The worst part about the kind of vomit that comes with pregnancy is how suddenly it occurs. I can be just minding my own business when suddenly I have to grasp my hand over my mouth and sprint to the nearest drain. Fortunately I've made it to the toilet [or close to it] each time. The second worst thing is having to clean the bathroom right after. I mean, everything that wasn't tied down in my body just came violently forth and now I have to clean. Thankfully the yucky feeling tends to quickly subside after the vomit leaves my body and I can muster up the energy to get a cloth and a spray bottle.
On a less disgusting note, we did get to see our little potsticker squirming around in my uterus this week. I managed to convince the midwife how important it was that I have an ultrasound last week while my parents were visiting so that they could see it. Justin and I went in first while they did the scanning part [I think to make sure it was all normal] and then my parents got to take turns coming in and watching. We also got a picture but I don't feel like taking the time to put it on here. It's just a uterus; once you've seen one you've seen 'em all.

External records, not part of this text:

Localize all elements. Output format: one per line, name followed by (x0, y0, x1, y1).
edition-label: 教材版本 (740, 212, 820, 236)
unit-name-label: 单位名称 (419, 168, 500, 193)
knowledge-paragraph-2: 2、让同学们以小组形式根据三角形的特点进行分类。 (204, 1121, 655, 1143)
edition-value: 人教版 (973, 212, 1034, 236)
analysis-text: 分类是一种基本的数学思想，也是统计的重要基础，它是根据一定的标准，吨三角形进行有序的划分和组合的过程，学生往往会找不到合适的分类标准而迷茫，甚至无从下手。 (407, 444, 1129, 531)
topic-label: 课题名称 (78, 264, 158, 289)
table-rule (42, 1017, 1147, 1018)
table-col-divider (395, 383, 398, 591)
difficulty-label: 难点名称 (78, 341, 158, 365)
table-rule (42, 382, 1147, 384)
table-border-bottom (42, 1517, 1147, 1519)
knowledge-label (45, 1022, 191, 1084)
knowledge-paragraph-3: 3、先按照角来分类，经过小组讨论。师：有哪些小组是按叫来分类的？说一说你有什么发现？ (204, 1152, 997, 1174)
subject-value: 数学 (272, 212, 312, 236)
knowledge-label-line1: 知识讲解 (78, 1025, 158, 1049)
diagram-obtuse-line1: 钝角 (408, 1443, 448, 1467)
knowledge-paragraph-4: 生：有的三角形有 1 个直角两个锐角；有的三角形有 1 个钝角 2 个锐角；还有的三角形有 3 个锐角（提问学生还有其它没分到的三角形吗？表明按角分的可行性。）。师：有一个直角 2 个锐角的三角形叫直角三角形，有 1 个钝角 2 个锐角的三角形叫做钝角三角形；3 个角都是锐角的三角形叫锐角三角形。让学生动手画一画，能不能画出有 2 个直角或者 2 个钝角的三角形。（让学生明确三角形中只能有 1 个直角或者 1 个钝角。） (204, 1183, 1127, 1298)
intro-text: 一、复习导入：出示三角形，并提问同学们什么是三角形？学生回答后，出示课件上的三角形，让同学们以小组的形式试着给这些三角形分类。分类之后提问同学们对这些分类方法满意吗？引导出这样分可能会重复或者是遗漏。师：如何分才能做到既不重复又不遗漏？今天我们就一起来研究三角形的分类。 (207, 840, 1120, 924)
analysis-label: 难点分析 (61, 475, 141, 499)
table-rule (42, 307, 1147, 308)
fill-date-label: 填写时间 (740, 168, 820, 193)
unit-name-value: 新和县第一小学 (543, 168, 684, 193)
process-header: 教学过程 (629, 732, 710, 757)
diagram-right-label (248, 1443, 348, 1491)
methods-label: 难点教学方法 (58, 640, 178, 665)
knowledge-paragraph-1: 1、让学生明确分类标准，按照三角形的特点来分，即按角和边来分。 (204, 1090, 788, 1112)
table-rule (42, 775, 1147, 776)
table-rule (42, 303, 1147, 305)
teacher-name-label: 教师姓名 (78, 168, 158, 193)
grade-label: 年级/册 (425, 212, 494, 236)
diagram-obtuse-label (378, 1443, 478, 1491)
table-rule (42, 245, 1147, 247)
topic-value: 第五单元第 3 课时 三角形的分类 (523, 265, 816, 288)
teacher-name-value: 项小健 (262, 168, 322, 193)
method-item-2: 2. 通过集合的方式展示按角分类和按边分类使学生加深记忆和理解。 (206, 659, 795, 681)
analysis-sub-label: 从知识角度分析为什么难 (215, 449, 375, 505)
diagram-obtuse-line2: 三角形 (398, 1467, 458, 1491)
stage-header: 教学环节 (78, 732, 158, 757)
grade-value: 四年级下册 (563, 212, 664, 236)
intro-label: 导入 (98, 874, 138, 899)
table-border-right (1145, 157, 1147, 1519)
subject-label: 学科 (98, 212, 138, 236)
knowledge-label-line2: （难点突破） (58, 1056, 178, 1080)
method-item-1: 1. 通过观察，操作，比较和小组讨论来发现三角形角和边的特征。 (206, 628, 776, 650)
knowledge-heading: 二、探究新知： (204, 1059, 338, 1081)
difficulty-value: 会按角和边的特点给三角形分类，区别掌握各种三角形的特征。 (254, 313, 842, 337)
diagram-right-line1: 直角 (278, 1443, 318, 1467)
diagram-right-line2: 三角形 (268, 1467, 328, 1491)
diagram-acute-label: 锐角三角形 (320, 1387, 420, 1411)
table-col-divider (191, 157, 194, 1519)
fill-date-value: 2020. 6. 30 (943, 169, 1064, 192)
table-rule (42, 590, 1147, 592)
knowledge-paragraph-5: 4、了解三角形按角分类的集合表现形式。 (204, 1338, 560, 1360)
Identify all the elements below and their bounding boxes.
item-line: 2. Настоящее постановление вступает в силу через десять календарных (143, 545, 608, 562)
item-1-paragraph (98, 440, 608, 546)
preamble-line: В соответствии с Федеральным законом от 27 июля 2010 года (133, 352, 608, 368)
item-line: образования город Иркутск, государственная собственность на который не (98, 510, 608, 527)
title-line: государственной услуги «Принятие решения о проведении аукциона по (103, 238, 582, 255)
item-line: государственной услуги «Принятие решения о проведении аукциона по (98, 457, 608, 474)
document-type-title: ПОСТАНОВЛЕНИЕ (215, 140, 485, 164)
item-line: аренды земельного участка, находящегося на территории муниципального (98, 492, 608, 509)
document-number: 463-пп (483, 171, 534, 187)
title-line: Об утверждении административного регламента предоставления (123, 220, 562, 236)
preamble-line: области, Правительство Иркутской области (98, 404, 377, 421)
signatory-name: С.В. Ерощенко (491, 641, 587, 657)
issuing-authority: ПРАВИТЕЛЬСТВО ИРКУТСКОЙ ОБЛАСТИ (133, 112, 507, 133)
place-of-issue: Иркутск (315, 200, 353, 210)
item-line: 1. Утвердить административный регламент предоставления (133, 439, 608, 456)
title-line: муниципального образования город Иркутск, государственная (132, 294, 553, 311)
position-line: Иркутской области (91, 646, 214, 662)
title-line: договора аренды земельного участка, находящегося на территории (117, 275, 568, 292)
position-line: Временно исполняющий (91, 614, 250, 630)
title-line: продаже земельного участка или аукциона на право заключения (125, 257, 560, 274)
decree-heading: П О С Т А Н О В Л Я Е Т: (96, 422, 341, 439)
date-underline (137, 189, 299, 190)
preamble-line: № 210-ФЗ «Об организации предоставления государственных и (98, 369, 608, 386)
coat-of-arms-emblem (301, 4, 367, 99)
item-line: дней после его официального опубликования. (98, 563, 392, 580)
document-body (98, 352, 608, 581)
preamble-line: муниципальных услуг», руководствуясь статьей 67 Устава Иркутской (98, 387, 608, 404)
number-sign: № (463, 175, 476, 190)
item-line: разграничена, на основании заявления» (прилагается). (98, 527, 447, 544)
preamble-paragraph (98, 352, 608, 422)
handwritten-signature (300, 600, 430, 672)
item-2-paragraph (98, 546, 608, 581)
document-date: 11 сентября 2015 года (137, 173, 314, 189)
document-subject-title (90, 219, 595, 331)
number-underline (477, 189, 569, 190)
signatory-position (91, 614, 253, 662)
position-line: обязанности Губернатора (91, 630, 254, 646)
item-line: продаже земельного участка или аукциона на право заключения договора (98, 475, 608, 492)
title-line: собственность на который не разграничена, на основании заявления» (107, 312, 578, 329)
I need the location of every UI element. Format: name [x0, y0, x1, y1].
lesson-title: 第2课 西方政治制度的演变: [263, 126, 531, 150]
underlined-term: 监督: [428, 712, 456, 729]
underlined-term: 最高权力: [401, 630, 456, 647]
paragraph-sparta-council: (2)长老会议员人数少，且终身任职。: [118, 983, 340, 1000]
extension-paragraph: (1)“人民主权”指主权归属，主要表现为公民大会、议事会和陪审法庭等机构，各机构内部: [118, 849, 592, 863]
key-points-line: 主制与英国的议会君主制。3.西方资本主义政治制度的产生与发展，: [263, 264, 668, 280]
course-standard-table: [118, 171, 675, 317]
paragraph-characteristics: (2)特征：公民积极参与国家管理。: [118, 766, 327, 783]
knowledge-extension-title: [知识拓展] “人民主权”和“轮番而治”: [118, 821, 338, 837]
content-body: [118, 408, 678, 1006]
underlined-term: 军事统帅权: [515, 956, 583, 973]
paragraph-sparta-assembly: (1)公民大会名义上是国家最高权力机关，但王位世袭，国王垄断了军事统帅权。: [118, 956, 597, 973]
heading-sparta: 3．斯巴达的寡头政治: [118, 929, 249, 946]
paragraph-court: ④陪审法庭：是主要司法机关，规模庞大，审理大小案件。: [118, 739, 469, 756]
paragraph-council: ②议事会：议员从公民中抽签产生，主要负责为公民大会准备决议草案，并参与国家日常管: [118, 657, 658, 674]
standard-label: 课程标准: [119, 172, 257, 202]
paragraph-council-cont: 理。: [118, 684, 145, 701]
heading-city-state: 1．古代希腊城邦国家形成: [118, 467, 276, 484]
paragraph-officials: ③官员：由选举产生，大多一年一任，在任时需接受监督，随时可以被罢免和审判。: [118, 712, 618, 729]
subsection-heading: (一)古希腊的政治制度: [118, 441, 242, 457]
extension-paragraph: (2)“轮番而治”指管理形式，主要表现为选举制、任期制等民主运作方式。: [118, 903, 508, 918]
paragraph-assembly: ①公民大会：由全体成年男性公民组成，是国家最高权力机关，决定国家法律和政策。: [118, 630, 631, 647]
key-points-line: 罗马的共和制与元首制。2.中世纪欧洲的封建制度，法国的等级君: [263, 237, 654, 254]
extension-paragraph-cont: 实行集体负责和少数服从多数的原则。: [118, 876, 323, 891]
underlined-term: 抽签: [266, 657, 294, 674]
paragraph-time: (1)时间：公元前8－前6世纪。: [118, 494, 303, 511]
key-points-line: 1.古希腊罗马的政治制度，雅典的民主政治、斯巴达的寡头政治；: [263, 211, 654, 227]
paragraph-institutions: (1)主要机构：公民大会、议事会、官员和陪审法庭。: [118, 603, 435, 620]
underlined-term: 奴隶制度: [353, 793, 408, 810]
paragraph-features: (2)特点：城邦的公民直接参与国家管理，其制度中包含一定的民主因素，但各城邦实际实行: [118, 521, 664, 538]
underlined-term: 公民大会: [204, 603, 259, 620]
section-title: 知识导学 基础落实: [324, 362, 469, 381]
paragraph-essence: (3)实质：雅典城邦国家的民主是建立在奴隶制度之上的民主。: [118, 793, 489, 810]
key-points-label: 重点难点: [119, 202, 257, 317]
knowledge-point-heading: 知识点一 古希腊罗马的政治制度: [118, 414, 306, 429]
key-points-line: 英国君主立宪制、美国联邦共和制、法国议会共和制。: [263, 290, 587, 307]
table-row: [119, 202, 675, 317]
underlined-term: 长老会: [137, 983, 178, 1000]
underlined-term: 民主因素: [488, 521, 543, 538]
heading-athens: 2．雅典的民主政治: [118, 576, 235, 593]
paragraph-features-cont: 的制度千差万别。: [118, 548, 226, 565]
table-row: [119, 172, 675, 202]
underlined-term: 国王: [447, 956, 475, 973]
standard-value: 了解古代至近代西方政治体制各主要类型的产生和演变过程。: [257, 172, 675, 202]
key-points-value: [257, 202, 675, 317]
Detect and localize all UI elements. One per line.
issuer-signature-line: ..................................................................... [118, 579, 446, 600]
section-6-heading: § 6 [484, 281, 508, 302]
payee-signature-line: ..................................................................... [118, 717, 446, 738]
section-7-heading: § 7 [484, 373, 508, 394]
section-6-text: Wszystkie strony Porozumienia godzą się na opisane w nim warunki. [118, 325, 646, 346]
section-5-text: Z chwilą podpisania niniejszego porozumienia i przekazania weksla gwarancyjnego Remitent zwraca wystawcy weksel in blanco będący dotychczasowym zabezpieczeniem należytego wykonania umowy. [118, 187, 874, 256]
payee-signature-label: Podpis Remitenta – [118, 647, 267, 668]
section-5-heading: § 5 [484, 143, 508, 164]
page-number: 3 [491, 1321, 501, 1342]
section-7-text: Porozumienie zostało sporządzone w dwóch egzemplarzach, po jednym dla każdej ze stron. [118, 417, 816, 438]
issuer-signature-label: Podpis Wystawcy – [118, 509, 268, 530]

No one told me about how I'd have to drink 50 oz. of water the hour of the ultrasound and then try to hold in my pee during the procedure. We were racing back from Lexington as I was chugging water in the backseat. I also managed to spill some water down the front of my jeans which made me look as if I had lost the fight with my bladder.
If someone had said that behind Door #1 was a million dollars and behind Door #2 was a toilet, I would have chosen Door #2. But it was worth it. It has its legs and arms and fingers and toes, and we even got to see its face changing expressions. It was still a little tiny for us to see the gender, but it won't be long.